Characklis shares William R. Kenan Jr.’s focus on mentorship, taking pride in working closely with graduate students and junior colleagues in the conduct of his research. His former students bring their unique research skills to their own careers and are engaged in engineering, management and planning activities throughout academia, government and the private sector.

“I am thrilled for Greg to receive this appointment in recognition of his considerable contributions and achievements over more than 20 years of research,” said Stewart.

“Greg is an excellent choice for the W.R. Kenan Jr. Distinguished Professorship. He cares a great deal for his students, faculty colleagues and alumni. He works hard to connect people across campus, and he applies his creative energy to solving problems all over the country.”

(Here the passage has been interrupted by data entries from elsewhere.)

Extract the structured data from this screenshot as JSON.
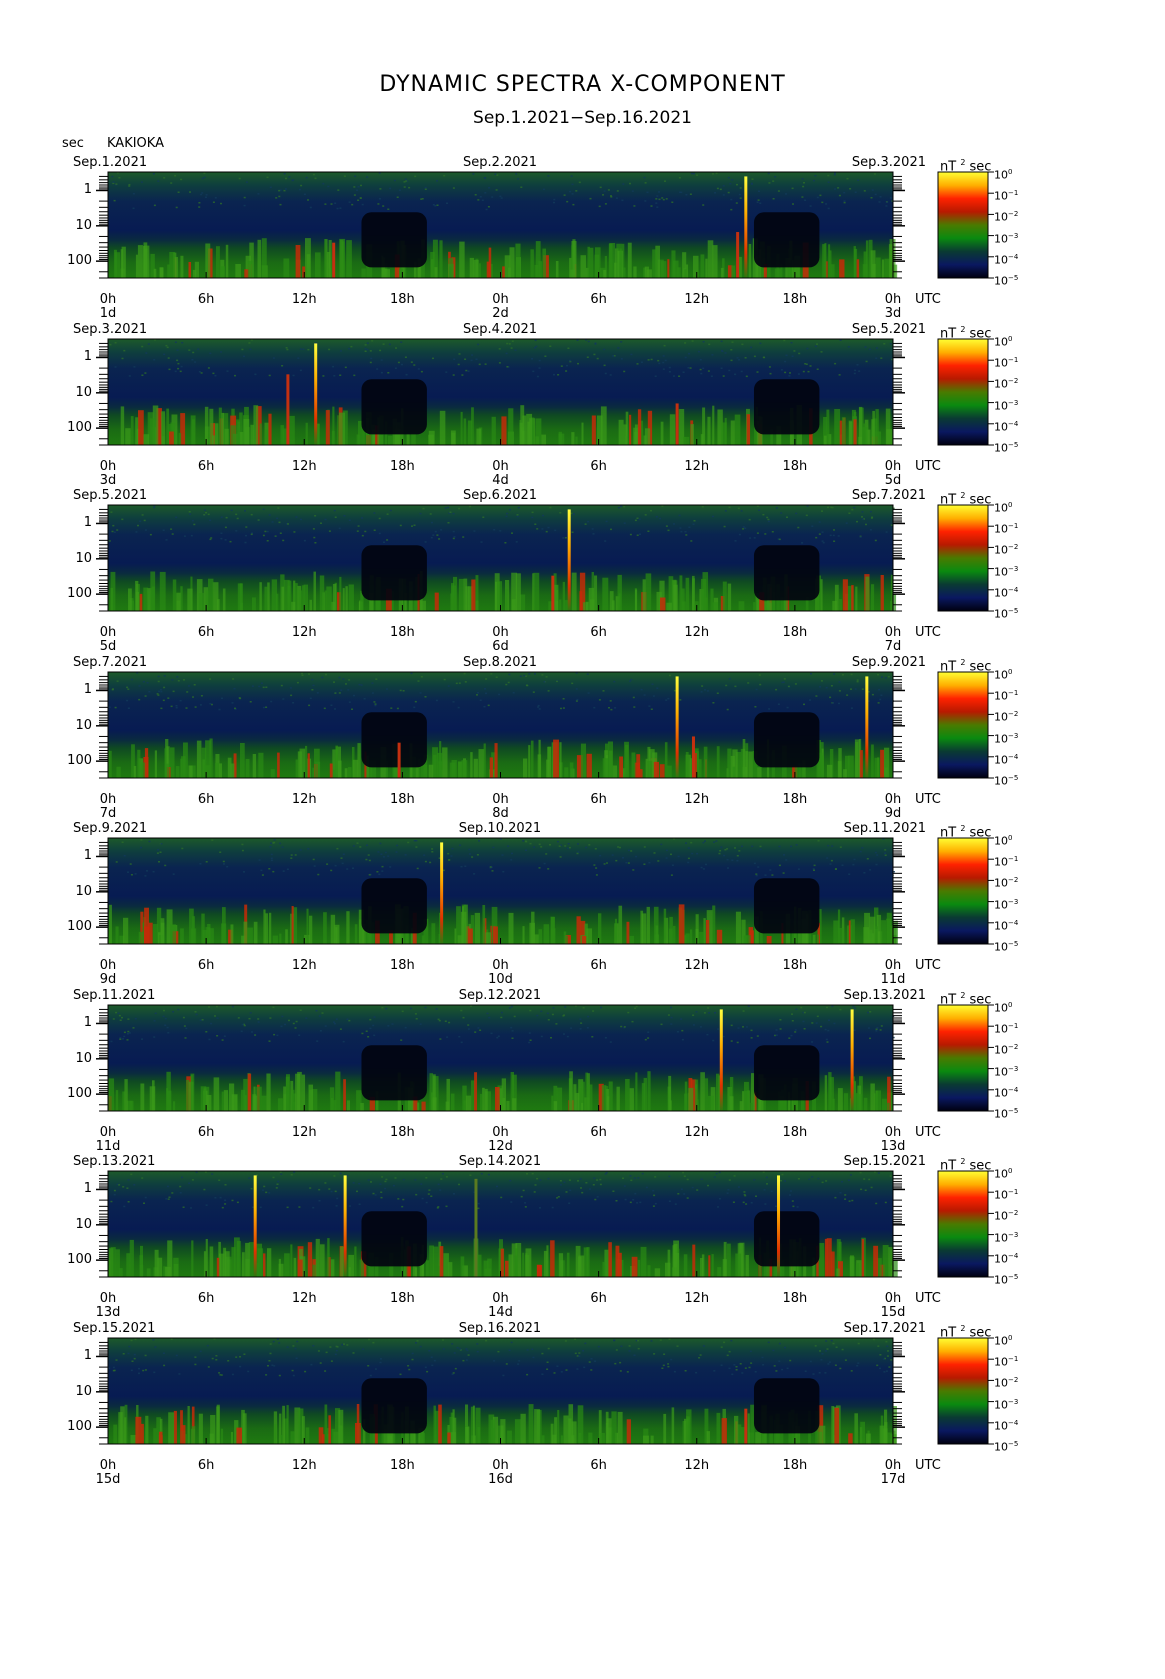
{
  "header": {
    "title": "DYNAMIC SPECTRA X-COMPONENT",
    "subtitle": "Sep.1.2021−Sep.16.2021",
    "y_unit": "sec",
    "station": "KAKIOKA"
  },
  "colorbar": {
    "unit_prefix": "nT",
    "unit_power": "2",
    "unit_suffix": "sec",
    "tick_base": "10",
    "tick_exponents": [
      "0",
      "−1",
      "−2",
      "−3",
      "−4",
      "−5"
    ],
    "colors": [
      "#ffff33",
      "#ffb000",
      "#ff2200",
      "#b81a00",
      "#4a7a00",
      "#0a8a10",
      "#0a3a33",
      "#0a1860",
      "#000010"
    ]
  },
  "x_ticks": [
    "0h",
    "6h",
    "12h",
    "18h",
    "0h",
    "6h",
    "12h",
    "18h",
    "0h"
  ],
  "x_axis_unit": "UTC",
  "y_ticks": [
    "1",
    "10",
    "100"
  ],
  "panels": [
    {
      "date_left": "Sep.1.2021",
      "date_mid": "Sep.2.2021",
      "date_right": "Sep.3.2021",
      "day_left": "1d",
      "day_mid": "2d",
      "day_right": "3d"
    },
    {
      "date_left": "Sep.3.2021",
      "date_mid": "Sep.4.2021",
      "date_right": "Sep.5.2021",
      "day_left": "3d",
      "day_mid": "4d",
      "day_right": "5d"
    },
    {
      "date_left": "Sep.5.2021",
      "date_mid": "Sep.6.2021",
      "date_right": "Sep.7.2021",
      "day_left": "5d",
      "day_mid": "6d",
      "day_right": "7d"
    },
    {
      "date_left": "Sep.7.2021",
      "date_mid": "Sep.8.2021",
      "date_right": "Sep.9.2021",
      "day_left": "7d",
      "day_mid": "8d",
      "day_right": "9d"
    },
    {
      "date_left": "Sep.9.2021",
      "date_mid": "Sep.10.2021",
      "date_right": "Sep.11.2021",
      "day_left": "9d",
      "day_mid": "10d",
      "day_right": "11d"
    },
    {
      "date_left": "Sep.11.2021",
      "date_mid": "Sep.12.2021",
      "date_right": "Sep.13.2021",
      "day_left": "11d",
      "day_mid": "12d",
      "day_right": "13d"
    },
    {
      "date_left": "Sep.13.2021",
      "date_mid": "Sep.14.2021",
      "date_right": "Sep.15.2021",
      "day_left": "13d",
      "day_mid": "14d",
      "day_right": "15d"
    },
    {
      "date_left": "Sep.15.2021",
      "date_mid": "Sep.16.2021",
      "date_right": "Sep.17.2021",
      "day_left": "15d",
      "day_mid": "16d",
      "day_right": "17d"
    }
  ],
  "chart_data": {
    "type": "heatmap",
    "title": "DYNAMIC SPECTRA X-COMPONENT",
    "x_unit": "hours UTC",
    "x_range_hours_per_panel": [
      0,
      48
    ],
    "y_axis": "period (sec)",
    "y_scale": "log",
    "y_range": [
      0.3,
      300
    ],
    "value_unit": "nT^2 sec",
    "value_range_log10": [
      -5,
      0
    ],
    "panels": [
      {
        "start": "Sep.1.2021",
        "quiet_intervals_hours": [
          [
            15.5,
            19.5
          ],
          [
            39.5,
            43.5
          ]
        ],
        "bursts": [
          {
            "hour": 39.0,
            "period_top": 0.4,
            "level": 0
          },
          {
            "hour": 38.5,
            "period_top": 15,
            "level": -2
          },
          {
            "hour": 13.8,
            "period_top": 30,
            "level": -2
          }
        ]
      },
      {
        "start": "Sep.3.2021",
        "quiet_intervals_hours": [
          [
            15.5,
            19.5
          ],
          [
            39.5,
            43.5
          ]
        ],
        "bursts": [
          {
            "hour": 12.7,
            "period_top": 0.4,
            "level": 0
          },
          {
            "hour": 11.0,
            "period_top": 3,
            "level": -2
          },
          {
            "hour": 34.8,
            "period_top": 20,
            "level": -2
          }
        ]
      },
      {
        "start": "Sep.5.2021",
        "quiet_intervals_hours": [
          [
            15.5,
            19.5
          ],
          [
            39.5,
            43.5
          ]
        ],
        "bursts": [
          {
            "hour": 28.2,
            "period_top": 0.4,
            "level": 0
          },
          {
            "hour": 27.2,
            "period_top": 30,
            "level": -2
          }
        ]
      },
      {
        "start": "Sep.7.2021",
        "quiet_intervals_hours": [
          [
            15.5,
            19.5
          ],
          [
            39.5,
            43.5
          ]
        ],
        "bursts": [
          {
            "hour": 34.8,
            "period_top": 0.4,
            "level": 0
          },
          {
            "hour": 46.4,
            "period_top": 0.4,
            "level": 0
          },
          {
            "hour": 35.8,
            "period_top": 20,
            "level": -2
          },
          {
            "hour": 17.8,
            "period_top": 30,
            "level": -2
          }
        ]
      },
      {
        "start": "Sep.9.2021",
        "quiet_intervals_hours": [
          [
            15.5,
            19.5
          ],
          [
            39.5,
            43.5
          ]
        ],
        "bursts": [
          {
            "hour": 20.4,
            "period_top": 0.4,
            "level": 0
          }
        ]
      },
      {
        "start": "Sep.11.2021",
        "quiet_intervals_hours": [
          [
            15.5,
            19.5
          ],
          [
            39.5,
            43.5
          ]
        ],
        "bursts": [
          {
            "hour": 37.5,
            "period_top": 0.4,
            "level": 0
          },
          {
            "hour": 45.5,
            "period_top": 0.4,
            "level": 0
          }
        ]
      },
      {
        "start": "Sep.13.2021",
        "quiet_intervals_hours": [
          [
            15.5,
            19.5
          ],
          [
            39.5,
            43.5
          ]
        ],
        "bursts": [
          {
            "hour": 9.0,
            "period_top": 0.4,
            "level": 0
          },
          {
            "hour": 14.5,
            "period_top": 0.4,
            "level": 0
          },
          {
            "hour": 41.0,
            "period_top": 0.4,
            "level": 0
          },
          {
            "hour": 22.5,
            "period_top": 0.5,
            "level": -3
          }
        ]
      },
      {
        "start": "Sep.15.2021",
        "quiet_intervals_hours": [
          [
            15.5,
            19.5
          ],
          [
            39.5,
            43.5
          ]
        ],
        "bursts": [
          {
            "hour": 39.0,
            "period_top": 30,
            "level": -2
          }
        ]
      }
    ]
  }
}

“I am very honored to be named W.R. Kenan Jr. Distinguished Professor,” said Characklis. “It is truly a testament to the wonderful graduate students and colleagues who I have had the good fortune to work with during my time at UNC. Having had the opportunity to collaborate with other recipients of this prestigious award in the past, including ESE’s own Dr. Mark Sobsey, makes this appointment even more meaningful. To be considered in the same breath as these very accomplished researchers is very humbling.”

UNC’s ESE department will celebrate its centennial in April 2021. The department is the first of its kind based in a school of public health, giving it a unique focus on the interface between people and the environment. Interdisciplinary programs – in air quality and atmospheric processes, human exposure and health effects, safe and sustainable water resources, climate change and One Health – draw on faculty expertise in the physical and life sciences, engineering and policy. Stewart and Characklis’ appointments to these prestigious professorships recognize and ensure the continuation of ESE’s excellence into the next century, when the issues its faculty explore will only become more urgent.